Another focus that students were encouraged to take was to include the experience of their elders through their project. They were encouraged to interview someone in their senior years connected to the project, and use this as a part of their research.
Monica Ramakers, one of the organizing teachers, hopes that this will lead to a greater respect of the elderly, among youth.
“One of my personal goals is that this would bring respect to the elderly,” she commented. “To pass on the history and for them to tell their stories, and keep their history alive”.
Projects ranged from focusing on an individual, such as Terry Fox or Roberta Bondar- to an event like a war- to local establishments, such as Knights or the Fire Department.
Many different angles were taken to allow for the personal connection to the project.

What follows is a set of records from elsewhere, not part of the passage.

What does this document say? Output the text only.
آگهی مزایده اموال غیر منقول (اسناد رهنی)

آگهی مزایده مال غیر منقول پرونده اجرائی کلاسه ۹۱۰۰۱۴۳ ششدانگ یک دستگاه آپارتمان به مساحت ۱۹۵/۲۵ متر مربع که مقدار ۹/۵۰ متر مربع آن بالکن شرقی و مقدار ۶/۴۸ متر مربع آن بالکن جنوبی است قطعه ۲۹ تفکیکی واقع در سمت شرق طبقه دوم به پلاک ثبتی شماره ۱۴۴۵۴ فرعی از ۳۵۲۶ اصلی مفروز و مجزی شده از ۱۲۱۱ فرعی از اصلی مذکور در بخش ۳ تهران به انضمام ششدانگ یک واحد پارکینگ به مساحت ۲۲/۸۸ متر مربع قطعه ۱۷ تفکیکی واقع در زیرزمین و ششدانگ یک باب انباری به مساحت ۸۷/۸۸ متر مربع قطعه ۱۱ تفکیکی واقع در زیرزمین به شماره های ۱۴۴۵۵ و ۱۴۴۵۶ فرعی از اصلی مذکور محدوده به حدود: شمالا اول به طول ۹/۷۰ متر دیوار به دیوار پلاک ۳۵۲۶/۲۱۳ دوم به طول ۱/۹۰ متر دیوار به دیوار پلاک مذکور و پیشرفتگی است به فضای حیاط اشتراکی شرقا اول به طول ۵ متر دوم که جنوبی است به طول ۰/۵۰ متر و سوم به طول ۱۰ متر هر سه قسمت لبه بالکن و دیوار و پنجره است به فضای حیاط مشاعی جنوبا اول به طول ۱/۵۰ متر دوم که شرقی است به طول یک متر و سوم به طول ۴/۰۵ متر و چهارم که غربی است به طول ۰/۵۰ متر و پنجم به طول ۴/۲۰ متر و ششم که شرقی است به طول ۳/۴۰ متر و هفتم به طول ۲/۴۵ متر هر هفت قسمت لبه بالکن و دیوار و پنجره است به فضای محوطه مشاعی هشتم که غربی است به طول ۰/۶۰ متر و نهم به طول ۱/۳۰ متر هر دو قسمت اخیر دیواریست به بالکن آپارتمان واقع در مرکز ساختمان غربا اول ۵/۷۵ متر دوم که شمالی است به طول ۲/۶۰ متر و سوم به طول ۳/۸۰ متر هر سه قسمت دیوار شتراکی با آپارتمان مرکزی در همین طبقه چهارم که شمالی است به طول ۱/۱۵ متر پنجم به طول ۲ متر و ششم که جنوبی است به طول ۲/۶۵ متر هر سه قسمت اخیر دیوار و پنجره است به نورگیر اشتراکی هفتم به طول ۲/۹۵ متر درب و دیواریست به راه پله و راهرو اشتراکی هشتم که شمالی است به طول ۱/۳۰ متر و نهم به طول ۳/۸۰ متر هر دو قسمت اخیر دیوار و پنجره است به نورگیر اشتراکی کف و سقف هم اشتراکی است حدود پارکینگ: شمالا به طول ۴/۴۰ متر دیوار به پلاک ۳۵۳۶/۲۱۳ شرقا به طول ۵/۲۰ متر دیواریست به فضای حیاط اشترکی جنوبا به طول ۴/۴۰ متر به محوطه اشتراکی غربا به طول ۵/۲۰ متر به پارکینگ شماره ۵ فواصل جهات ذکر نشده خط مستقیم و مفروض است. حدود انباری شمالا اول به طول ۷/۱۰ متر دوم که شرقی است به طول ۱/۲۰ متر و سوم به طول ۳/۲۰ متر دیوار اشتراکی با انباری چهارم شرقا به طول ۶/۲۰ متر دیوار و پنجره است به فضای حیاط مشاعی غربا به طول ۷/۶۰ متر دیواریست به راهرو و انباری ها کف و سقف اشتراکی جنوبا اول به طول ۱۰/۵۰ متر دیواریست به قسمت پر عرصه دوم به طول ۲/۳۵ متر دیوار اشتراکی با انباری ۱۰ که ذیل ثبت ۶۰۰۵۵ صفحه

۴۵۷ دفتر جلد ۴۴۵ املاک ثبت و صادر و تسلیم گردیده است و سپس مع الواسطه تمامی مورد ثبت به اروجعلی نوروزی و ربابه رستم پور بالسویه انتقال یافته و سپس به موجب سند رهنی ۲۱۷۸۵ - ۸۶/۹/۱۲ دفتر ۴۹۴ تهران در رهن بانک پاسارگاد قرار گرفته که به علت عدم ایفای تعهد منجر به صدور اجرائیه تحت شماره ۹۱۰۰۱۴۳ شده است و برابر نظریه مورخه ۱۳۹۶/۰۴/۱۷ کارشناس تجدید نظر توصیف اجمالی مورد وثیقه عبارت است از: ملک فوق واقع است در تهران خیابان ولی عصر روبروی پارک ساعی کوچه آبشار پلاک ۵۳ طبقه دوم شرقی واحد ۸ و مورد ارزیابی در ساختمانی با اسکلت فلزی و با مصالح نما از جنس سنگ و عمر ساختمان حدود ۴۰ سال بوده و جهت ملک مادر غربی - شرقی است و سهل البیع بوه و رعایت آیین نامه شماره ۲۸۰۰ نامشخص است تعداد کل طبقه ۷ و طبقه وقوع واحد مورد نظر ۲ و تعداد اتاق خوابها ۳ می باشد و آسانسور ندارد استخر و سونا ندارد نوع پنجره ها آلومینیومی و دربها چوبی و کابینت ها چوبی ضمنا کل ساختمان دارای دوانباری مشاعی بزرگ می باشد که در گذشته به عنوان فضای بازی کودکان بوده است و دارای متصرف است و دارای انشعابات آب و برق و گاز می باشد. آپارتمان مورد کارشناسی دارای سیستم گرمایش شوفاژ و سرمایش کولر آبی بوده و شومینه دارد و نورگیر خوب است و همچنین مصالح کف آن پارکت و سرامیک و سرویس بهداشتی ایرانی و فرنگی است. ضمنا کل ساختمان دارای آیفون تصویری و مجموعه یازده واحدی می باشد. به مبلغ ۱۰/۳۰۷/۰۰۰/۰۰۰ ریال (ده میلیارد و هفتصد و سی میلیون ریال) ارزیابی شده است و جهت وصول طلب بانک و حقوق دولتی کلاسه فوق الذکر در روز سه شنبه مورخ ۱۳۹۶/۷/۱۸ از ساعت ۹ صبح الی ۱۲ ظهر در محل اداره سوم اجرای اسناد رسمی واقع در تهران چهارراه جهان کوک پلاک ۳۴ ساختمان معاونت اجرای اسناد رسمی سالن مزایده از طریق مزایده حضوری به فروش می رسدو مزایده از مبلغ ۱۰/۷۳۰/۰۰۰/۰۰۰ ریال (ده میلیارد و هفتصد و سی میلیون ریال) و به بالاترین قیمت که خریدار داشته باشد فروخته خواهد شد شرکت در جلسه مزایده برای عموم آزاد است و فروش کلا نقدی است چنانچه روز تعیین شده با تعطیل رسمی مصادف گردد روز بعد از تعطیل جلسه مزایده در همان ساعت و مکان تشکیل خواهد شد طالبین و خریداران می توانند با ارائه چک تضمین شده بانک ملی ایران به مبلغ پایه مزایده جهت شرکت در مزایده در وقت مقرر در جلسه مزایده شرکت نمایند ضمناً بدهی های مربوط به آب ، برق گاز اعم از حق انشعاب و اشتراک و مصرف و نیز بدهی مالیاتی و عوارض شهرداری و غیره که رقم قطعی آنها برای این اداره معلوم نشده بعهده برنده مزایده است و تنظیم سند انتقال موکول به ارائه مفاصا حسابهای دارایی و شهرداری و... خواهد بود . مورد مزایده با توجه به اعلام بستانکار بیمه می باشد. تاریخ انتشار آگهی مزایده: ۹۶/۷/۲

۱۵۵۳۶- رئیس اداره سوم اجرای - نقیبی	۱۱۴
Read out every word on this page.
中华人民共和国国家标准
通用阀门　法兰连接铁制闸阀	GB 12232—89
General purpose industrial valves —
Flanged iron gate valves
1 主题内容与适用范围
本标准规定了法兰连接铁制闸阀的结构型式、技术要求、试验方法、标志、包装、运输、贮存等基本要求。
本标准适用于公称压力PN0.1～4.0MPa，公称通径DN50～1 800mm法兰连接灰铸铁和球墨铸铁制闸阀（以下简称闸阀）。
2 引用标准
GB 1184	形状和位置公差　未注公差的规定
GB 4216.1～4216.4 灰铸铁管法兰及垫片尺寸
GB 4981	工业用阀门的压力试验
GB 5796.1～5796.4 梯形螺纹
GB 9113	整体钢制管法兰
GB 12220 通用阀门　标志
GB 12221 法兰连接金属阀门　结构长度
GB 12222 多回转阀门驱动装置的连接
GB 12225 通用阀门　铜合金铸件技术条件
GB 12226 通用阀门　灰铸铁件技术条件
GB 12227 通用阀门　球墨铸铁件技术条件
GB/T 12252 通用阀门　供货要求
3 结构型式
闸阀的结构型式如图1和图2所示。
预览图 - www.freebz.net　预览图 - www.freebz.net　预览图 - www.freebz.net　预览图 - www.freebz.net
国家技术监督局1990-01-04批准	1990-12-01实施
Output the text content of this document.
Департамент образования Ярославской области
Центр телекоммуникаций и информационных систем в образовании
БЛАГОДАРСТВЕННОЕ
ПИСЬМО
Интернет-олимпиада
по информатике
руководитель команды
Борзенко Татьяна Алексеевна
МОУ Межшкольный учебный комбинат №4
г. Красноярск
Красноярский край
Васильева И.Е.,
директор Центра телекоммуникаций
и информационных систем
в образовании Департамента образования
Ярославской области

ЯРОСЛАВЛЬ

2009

Some students explored their own family ancestry to discover interesting things. Other students focused on their family business, or something their family had been a part of. Others chose to look at something they enjoyed- like a sport, such as Lacrosse or Figure Skating, a fun experience- like Canada’s Wonderland, and even Triceratops dinosaurs.
All the students were able to display their poster boards in front of their classmates, and on rotation they presented their projects to small groups stopping by.
One statement that is frequently heard in a variety of societal situations is that “if we can’t learn from history, we are doomed to repeat it”- and hopefully, by taking a deeper look into history, establishing connections, and learning to respect it, today’s students will be able to learn from the bad, and move forward with the good.